To observe these engagements is not the same thing as in observing a law. It could be said that to do the opposite of the stated engagements is to go against the practice of mind training – the practice is then spoiled. The essence of each engagement is to help develop the mind training so that one does not transgress from the training itself. It is easy for you to realize by yourself. For example, it is said, do not practise mind training for your own growth or to gain the respect of others. If you follow the guideline of the engagements, wouldn’t you find real meaning of the practice of mind training? Yes, of course. It follows from the engagement of avoidance.
VII. PRECEPTS OF MIND TRAINING
You must think of the importance of benefiting others and develop a motivation that will sprout forth spontaneously. All living beings in all the universes created all the problems that they now have by themselves. They are the results of their egoistic fixations and of their negative emotions. Develop compassion for all these beings. Be ever aware that all the sensory pleasures and material comforts are illusory and are the same in nature as dreams. They are completely without meaning and impermanent. Realize that to attach even to a tiny part of it is insane. Start by being aware of the ideas or negative emotions which appear in your mind as soon as they arise. Eventually, you will be able to give them up; then finally, you will be able to neutralize them if they appear again.
Enjoy the necessary training to become virtuous. Be happy to practice virtuous actions. Be happy about the need to create conditions that favors the accomplishment of virtuous actions. You now know how to use this precious human existence, so don’t think that life has no meaning.
In brief, the substance of the practice of mind training is to rejoice each time that something beneficial for another being is accomplished or fulfilled, and to feel sadness when someone abandons that which is beneficial to him.

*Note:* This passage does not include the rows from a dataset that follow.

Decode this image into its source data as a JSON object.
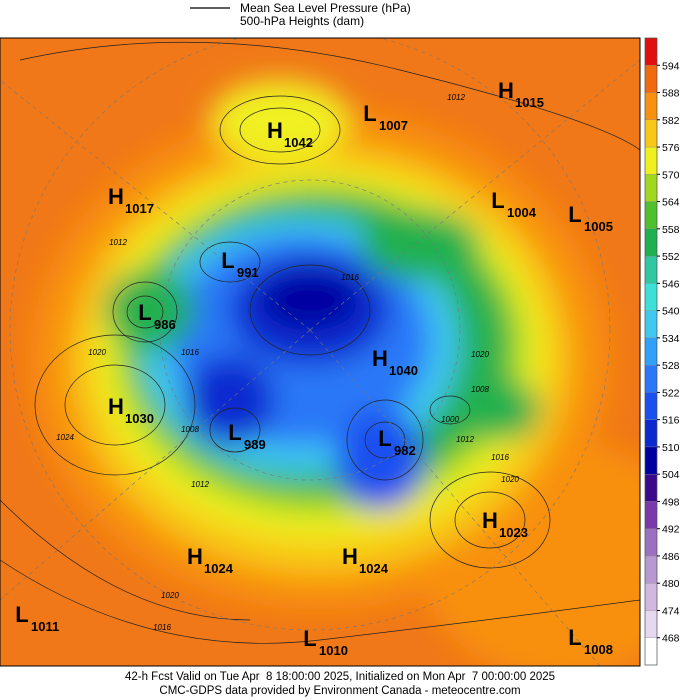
{
  "legend": {
    "line_label": "Mean Sea Level Pressure (hPa)",
    "fill_label": "500-hPa Heights (dam)"
  },
  "colorbar": {
    "ticks": [
      468,
      474,
      480,
      486,
      492,
      498,
      504,
      510,
      516,
      522,
      528,
      534,
      540,
      546,
      552,
      558,
      564,
      570,
      576,
      582,
      588,
      594
    ],
    "colors": [
      "#ffffff",
      "#e6d8ee",
      "#d0b8e0",
      "#b898d0",
      "#9c70c0",
      "#7a3aa8",
      "#3a0a8a",
      "#0000a0",
      "#0a2ad0",
      "#1a50f0",
      "#2a78f8",
      "#30a0f8",
      "#40c8f0",
      "#3ce0d8",
      "#30c8a0",
      "#20b050",
      "#50c030",
      "#a0d820",
      "#f0f020",
      "#f8c818",
      "#f89010",
      "#f06a10",
      "#e01010"
    ]
  },
  "centers": [
    {
      "kind": "H",
      "value": 1042
    },
    {
      "kind": "L",
      "value": 1007
    },
    {
      "kind": "H",
      "value": 1015
    },
    {
      "kind": "H",
      "value": 1017
    },
    {
      "kind": "L",
      "value": 1004
    },
    {
      "kind": "L",
      "value": 1005
    },
    {
      "kind": "L",
      "value": 991
    },
    {
      "kind": "L",
      "value": 986
    },
    {
      "kind": "H",
      "value": 1040
    },
    {
      "kind": "H",
      "value": 1030
    },
    {
      "kind": "L",
      "value": 989
    },
    {
      "kind": "L",
      "value": 982
    },
    {
      "kind": "H",
      "value": 1023
    },
    {
      "kind": "H",
      "value": 1024
    },
    {
      "kind": "H",
      "value": 1024
    },
    {
      "kind": "L",
      "value": 1011
    },
    {
      "kind": "L",
      "value": 1010
    },
    {
      "kind": "L",
      "value": 1008
    }
  ],
  "isobar_labels": [
    1012,
    1012,
    1016,
    1020,
    1024,
    1016,
    1008,
    1012,
    1020,
    1016,
    1000,
    1012,
    1016,
    1020,
    1008,
    1020
  ],
  "footer": {
    "line1": "42-h Fcst Valid on Tue Apr  8 18:00:00 2025, Initialized on Mon Apr  7 00:00:00 2025",
    "line2": "CMC-GDPS data provided by Environment Canada - meteocentre.com"
  }
}
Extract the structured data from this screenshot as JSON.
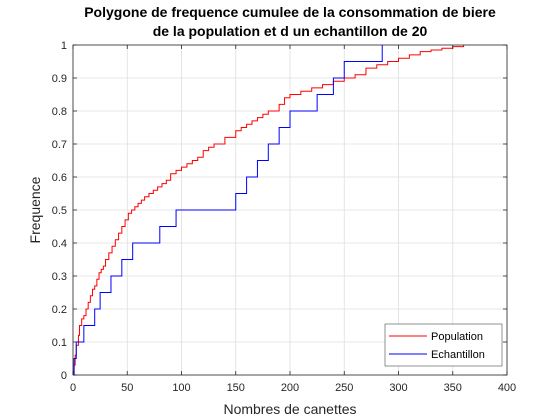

These explanations are a condensed version on the practice of mind training. More elaborate commentaries exist, but this is the essence. Whether or not you obtain the fruit does not depend on a more detailed explanation but on the practice that you do.
Translated from the French titled,
‘Lodjong’ from Dhagpo Kagyu Ling
About the author:
Kunzig Shamar Rinpoche, Mipham Chokyi Lodro was born in Derge, Tibet. At the age of four he was recognized by the 16th Karmapa, Rangjung Rigpei Dorje as the 14th Shamarpa reincarnation. Upon the Karmapa´s request the Tibetan Government withdrew its onehundred and fiftynine year old ban of the Shamarpas.
Kunzig Shamar Rinpoche remained with the 16th Karmapa until his death in 1981. He received the entire cycle of Kagyu teachings from H. H. the 16th Karmapa.
Since the 16th Karmapa’s death in 1981, Kunzig Shamar Rinpoche has devoted his efforts to the many projects initiated by the late 16th Karmapa. He has completed the reprinting of the “Tengyur” a body of twohundred and fourteen volumes in which prominent Indian and Tibetan masters elucidate the teachings given by the historical Buddha Shakyamuni. Shamar Rinpoche also supports and offers guidance to Rumtek Monastery, the seat of H. H. the sixteenth Karmapa. He co-founded and brought into being the Karmapa International Buddhist Institute, New Delhi, India. The Institute currently offers courses in Buddhist studies for both monastic and lay students.
Shamar Rinpoche frequently travels abroad where he teaches at the many Kagyu centers world-wide. He also plans to establish an institute for higher Buddhist studies and a retreat center in Nepal.